Coworking’s Lessons for Office REITs
- Jun 05, 2019
The rapid rise of coworking companies like WeWork have taken the office real estate market by storm. Coworking spaces have been lauded for their innovative design and luxury amenities and have surged in popularity over the past decade. After years of rapid growth, WeWork is now the single largest office tenant in Manhattan—occupying over 5.3 million square feet of space. Traditional landlords don’t need to offer coworking solutions of their own to compete with companies like WeWork, but there are aspects of the coworking business model that REITs and other office space owners would be smart to understand and potentially use to evolve their own offerings.

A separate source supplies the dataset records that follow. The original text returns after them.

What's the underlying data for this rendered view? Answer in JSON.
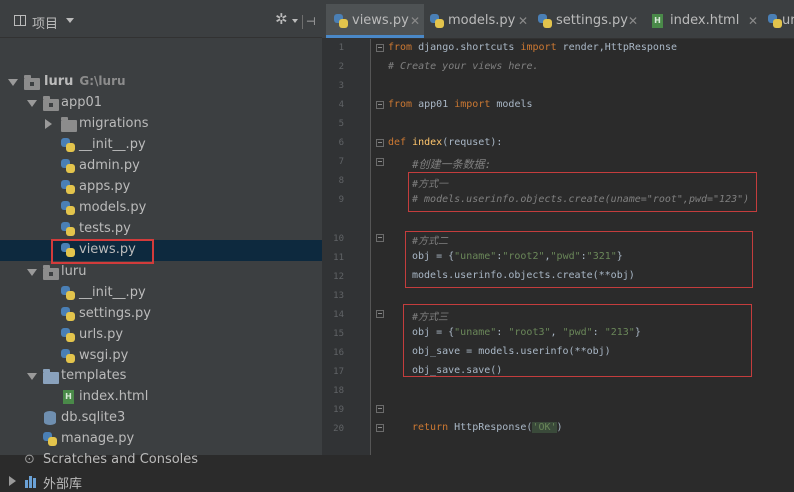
{
  "project_panel": {
    "title": "项目",
    "tree": [
      {
        "label": "luru",
        "sub": "G:\\luru",
        "kind": "root"
      },
      {
        "label": "app01",
        "kind": "folder"
      },
      {
        "label": "migrations",
        "kind": "folder"
      },
      {
        "label": "__init__.py",
        "kind": "py"
      },
      {
        "label": "admin.py",
        "kind": "py"
      },
      {
        "label": "apps.py",
        "kind": "py"
      },
      {
        "label": "models.py",
        "kind": "py"
      },
      {
        "label": "tests.py",
        "kind": "py"
      },
      {
        "label": "views.py",
        "kind": "py"
      },
      {
        "label": "luru",
        "kind": "folder"
      },
      {
        "label": "__init__.py",
        "kind": "py"
      },
      {
        "label": "settings.py",
        "kind": "py"
      },
      {
        "label": "urls.py",
        "kind": "py"
      },
      {
        "label": "wsgi.py",
        "kind": "py"
      },
      {
        "label": "templates",
        "kind": "folder"
      },
      {
        "label": "index.html",
        "kind": "html"
      },
      {
        "label": "db.sqlite3",
        "kind": "db"
      },
      {
        "label": "manage.py",
        "kind": "py"
      },
      {
        "label": "Scratches and Consoles",
        "kind": "scratch"
      },
      {
        "label": "外部库",
        "kind": "lib"
      }
    ]
  },
  "tabs": [
    {
      "label": "views.py",
      "active": true
    },
    {
      "label": "models.py"
    },
    {
      "label": "settings.py"
    },
    {
      "label": "index.html"
    },
    {
      "label": "url"
    }
  ],
  "line_numbers": [
    "1",
    "2",
    "3",
    "4",
    "5",
    "6",
    "7",
    "8",
    "9",
    "10",
    "11",
    "12",
    "13",
    "14",
    "15",
    "16",
    "17",
    "18",
    "19",
    "20",
    "21"
  ],
  "code": {
    "l1": {
      "kw1": "from",
      "mod": " django.shortcuts ",
      "kw2": "import",
      "rest": " render,HttpResponse"
    },
    "l2": "# Create your views here.",
    "l4": {
      "kw1": "from",
      "mod": " app01 ",
      "kw2": "import",
      "rest": " models"
    },
    "l6": {
      "kw": "def",
      "name": " index",
      "rest": "(requset):"
    },
    "l7": "#创建一条数据:",
    "l8": "#方式一",
    "l9": "# models.userinfo.objects.create(uname=\"root\",pwd=\"123\")",
    "l11": "#方式二",
    "l12": {
      "a": "obj = {",
      "s1": "\"uname\"",
      "b": ":",
      "s2": "\"root2\"",
      "c": ",",
      "s3": "\"pwd\"",
      "d": ":",
      "s4": "\"321\"",
      "e": "}"
    },
    "l13": "models.userinfo.objects.create(**obj)",
    "l15": "#方式三",
    "l16": {
      "a": "obj = {",
      "s1": "\"uname\"",
      "b": ": ",
      "s2": "\"root3\"",
      "c": ", ",
      "s3": "\"pwd\"",
      "d": ": ",
      "s4": "\"213\"",
      "e": "}"
    },
    "l17": "obj_save = models.userinfo(**obj)",
    "l18": "obj_save.save()",
    "l21": {
      "kw": "return",
      "call": " HttpResponse(",
      "str": "'OK'",
      "end": ")"
    }
  },
  "colors": {
    "selection": "#0d293e",
    "highlight_box": "#d23b3b",
    "keyword": "#cc7832",
    "string": "#6a8759",
    "comment": "#808080",
    "function": "#ffc66d"
  }
}
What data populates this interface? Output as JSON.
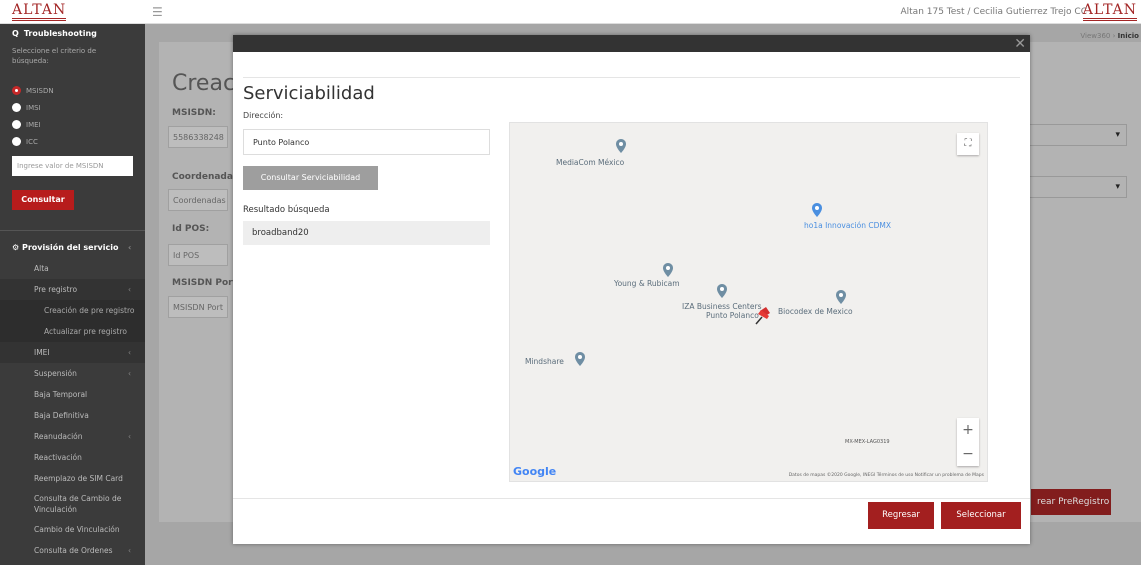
{
  "header": {
    "logo": "ALTAN",
    "logo_right": "ALTAN",
    "menu_icon": "hamburger-icon",
    "user": "Altan 175 Test / Cecilia Gutierrez Trejo CC"
  },
  "sidebar": {
    "section": "Troubleshooting",
    "help": "Seleccione el criterio de búsqueda:",
    "radios": [
      "MSISDN",
      "IMSI",
      "IMEI",
      "ICC"
    ],
    "input_placeholder": "Ingrese valor de MSISDN",
    "button": "Consultar",
    "nav_main": "Provisión del servicio",
    "nav": {
      "alta": "Alta",
      "pre_registro": "Pre registro",
      "creacion": "Creación de pre registro",
      "actualizar": "Actualizar pre registro",
      "imei": "IMEI",
      "suspension": "Suspensión",
      "baja_temporal": "Baja Temporal",
      "baja_definitiva": "Baja Definitiva",
      "reanudacion": "Reanudación",
      "reactivacion": "Reactivación",
      "reemplazo": "Reemplazo de SIM Card",
      "consulta_cambio": "Consulta de Cambio de Vinculación",
      "cambio_vinculacion": "Cambio de Vinculación",
      "consulta_ordenes": "Consulta de Ordenes"
    }
  },
  "background": {
    "breadcrumb_1": "View360",
    "breadcrumb_2": "Inicio",
    "title": "Creació",
    "msisdn_label": "MSISDN:",
    "msisdn_value": "5586338248",
    "coord_label": "Coordenadas:",
    "coord_placeholder": "Coordenadas",
    "idpos_label": "Id POS:",
    "idpos_placeholder": "Id POS",
    "portec_label": "MSISDN Portec",
    "portec_placeholder": "MSISDN Port",
    "create_button": "rear PreRegistro"
  },
  "modal": {
    "title": "Serviciabilidad",
    "direccion_label": "Dirección:",
    "direccion_value": "Punto Polanco",
    "consultar_button": "Consultar Serviciabilidad",
    "resultado_label": "Resultado búsqueda",
    "resultado_value": "broadband20",
    "close": "✕",
    "regresar": "Regresar",
    "seleccionar": "Seleccionar"
  },
  "map": {
    "places": {
      "mediacom": "MediaCom México",
      "hola": "ho1a Innovación CDMX",
      "young": "Young & Rubicam",
      "iza_1": "IZA Business Centers",
      "iza_2": "Punto Polanco",
      "biocodex": "Biocodex de Mexico",
      "mindshare": "Mindshare"
    },
    "code": "MX-MEX-LAG0319",
    "google": "Google",
    "attribution": "Datos de mapas ©2020 Google, INEGI   Términos de uso   Notificar un problema de Maps",
    "zoom_in": "+",
    "zoom_out": "−",
    "fullscreen": "⛶"
  }
}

Despite the buzz, coworking spaces comprise less than 5 percent of the total office space market today, according to a recent report from JLL. While coworking does address many tenant demands and offers a competitive alternative to a traditional long-term commitment, office REITs shouldn’t panic. Rather, they should consider how adopting some of the front and back-end strengths of coworking companies might help them hone their competitive edge in the market.
Convenience vs. Flash
Shared office space is not a new concept. Regus, a major provider of coworking and flexible office spaces, was founded in 1989. The secret to the modern coworking craze, however, is a hyper focus on convenience. Coworking companies’ greatest value propositions are the flexibility, collaborative space and amenities they can offer to tenants—along with time and effort saved to locate and occupy space. Coworking companies have been praised for their innovative design concepts and service-oriented mentality. Free food and beverages, organized networking and entertainment events and everyday access to like-minded entrepreneurs are sold as part of the modern coworking package. These benefits are key for attracting young and talented workers—especially in a tight labor market—and traditional landlords are getting the hint. Already some are working to offer WeWork-style amenities for long-term tenants by renovating previously underutilized areas to build everything from new communal spaces to gyms and swimming pools.

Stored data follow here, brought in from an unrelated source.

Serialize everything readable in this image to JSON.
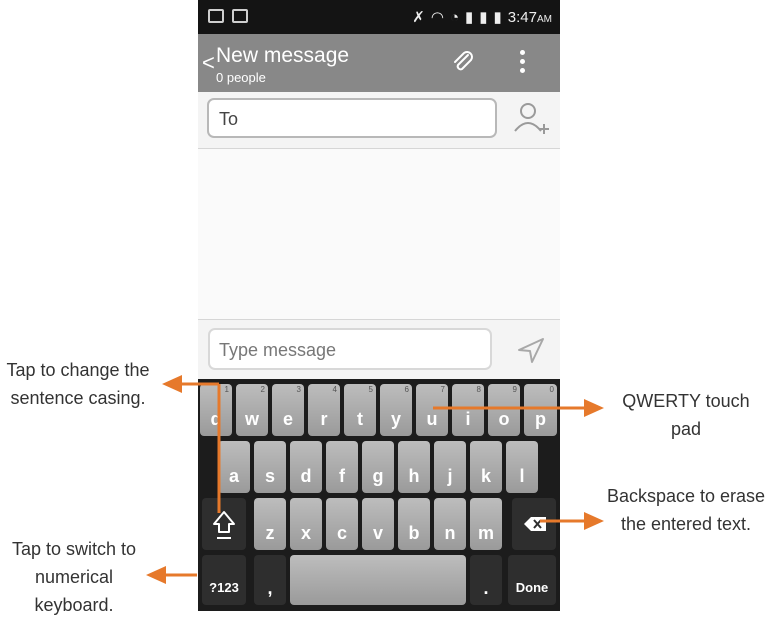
{
  "status_bar": {
    "time": "3:47",
    "time_suffix": "AM"
  },
  "action_bar": {
    "title": "New message",
    "subtitle": "0 people",
    "back": "<"
  },
  "recipient": {
    "placeholder": "To"
  },
  "compose": {
    "placeholder": "Type message"
  },
  "keyboard": {
    "row1": [
      {
        "key": "q",
        "hint": "1"
      },
      {
        "key": "w",
        "hint": "2"
      },
      {
        "key": "e",
        "hint": "3"
      },
      {
        "key": "r",
        "hint": "4"
      },
      {
        "key": "t",
        "hint": "5"
      },
      {
        "key": "y",
        "hint": "6"
      },
      {
        "key": "u",
        "hint": "7"
      },
      {
        "key": "i",
        "hint": "8"
      },
      {
        "key": "o",
        "hint": "9"
      },
      {
        "key": "p",
        "hint": "0"
      }
    ],
    "row2": [
      "a",
      "s",
      "d",
      "f",
      "g",
      "h",
      "j",
      "k",
      "l"
    ],
    "row3": [
      "z",
      "x",
      "c",
      "v",
      "b",
      "n",
      "m"
    ],
    "num_key": "?123",
    "comma_key": ",",
    "period_key": ".",
    "done_key": "Done"
  },
  "annotations": {
    "shift": "Tap to change the sentence casing.",
    "numeric": "Tap to switch to numerical keyboard.",
    "qwerty": "QWERTY touch pad",
    "backspace": "Backspace to erase the entered text."
  },
  "colors": {
    "arrow": "#e6792b",
    "action_bar": "#888888"
  }
}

Rethinking the long-term lease
Office REITs need not fear displacement by coworking, but they would be smart to consider evolving their businesses to incorporate some aspects of the coworking model—including a willingness to lease spaces for shorter periods of time. One of coworking companies’ most significant impacts is changing tenant expectations for their landlords and leased spaces. Coworking companies’ popularization of flexible leasing has been compounded by the impact of the new lease accounting standard. As I wrote earlier this year, the new lease accounting standard gives tenants an added incentive to demand shorter leases. REITs that don’t adapt their businesses or start addressing tenant demands may lose a competitive edge, if not to coworking companies, then to other traditional landlords that do.